15. The machining apparatus according to claim 3, wherein the second calculator is configured to calculate the movement target values of the first to third actuators, the movement target values of the plurality of posture adjustment actuators, and the movement target value of the distance adjustment actuator to bend the first arm in a direction in which the axis for distance adjustment is moved away from the workpiece.

16. The machining apparatus according to claim 4, wherein the second calculator is configured to calculate the movement target values of the first to third actuators, the movement target values of the plurality of posture adjustment actuators, and the movement target value of the distance adjustment actuator to bend the first arm in a direction in which the axis for distance adjustment is moved away from the workpiece.

17. The machining apparatus according to claim 2, wherein the plurality of posture adjustment actuators comprise

a fourth actuator configured to turn the wrist about a fourth axis,

a fifth actuator configured to swing the wrist about a fifth axis, and

a sixth actuator configured to turn the distal end about a sixth axis.

18. The machining apparatus according to claim 3, wherein the plurality of posture adjustment actuators comprise

a fourth actuator configured to turn the wrist about a fourth axis,

a fifth actuator configured to swing the wrist about a fifth axis, and

a sixth actuator configured to turn the distal end about a sixth axis.

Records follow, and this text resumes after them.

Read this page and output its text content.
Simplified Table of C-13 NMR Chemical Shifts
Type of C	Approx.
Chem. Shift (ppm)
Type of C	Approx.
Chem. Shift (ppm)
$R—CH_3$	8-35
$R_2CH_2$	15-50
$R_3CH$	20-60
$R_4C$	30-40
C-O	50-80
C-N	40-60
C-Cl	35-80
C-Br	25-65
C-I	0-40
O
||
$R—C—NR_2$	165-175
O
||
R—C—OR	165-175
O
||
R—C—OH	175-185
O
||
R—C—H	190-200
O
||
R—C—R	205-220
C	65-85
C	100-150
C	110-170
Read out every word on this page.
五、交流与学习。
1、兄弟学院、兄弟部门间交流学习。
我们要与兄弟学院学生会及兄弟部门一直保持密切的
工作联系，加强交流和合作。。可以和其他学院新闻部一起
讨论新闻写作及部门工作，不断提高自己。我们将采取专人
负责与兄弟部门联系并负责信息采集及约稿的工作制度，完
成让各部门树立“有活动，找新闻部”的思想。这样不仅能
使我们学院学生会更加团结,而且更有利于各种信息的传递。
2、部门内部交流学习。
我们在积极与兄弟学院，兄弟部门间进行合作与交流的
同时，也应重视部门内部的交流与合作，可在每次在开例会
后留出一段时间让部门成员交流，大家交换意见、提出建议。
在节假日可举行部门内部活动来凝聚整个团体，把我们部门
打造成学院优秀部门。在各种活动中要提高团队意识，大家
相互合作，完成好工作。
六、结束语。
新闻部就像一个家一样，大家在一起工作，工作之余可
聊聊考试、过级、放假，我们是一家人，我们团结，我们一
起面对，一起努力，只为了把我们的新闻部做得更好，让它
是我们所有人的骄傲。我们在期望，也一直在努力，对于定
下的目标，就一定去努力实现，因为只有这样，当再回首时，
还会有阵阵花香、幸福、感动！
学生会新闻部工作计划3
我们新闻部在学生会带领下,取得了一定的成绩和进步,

19. The machining apparatus according to claim 4, wherein the plurality of posture adjustment actuators comprise

a fourth actuator configured to turn the wrist about a fourth axis,

a fifth actuator configured to swing the wrist about a fifth axis, and

a sixth actuator configured to turn the distal end about a sixth axis.

20. The machining apparatus according to claim 5, wherein the plurality of posture adjustment actuators comprise

a fourth actuator configured to turn the wrist about a fourth axis,

a fifth actuator configured to swing the wrist about a fifth axis, and

a sixth actuator configured to turn the distal end about a sixth axis.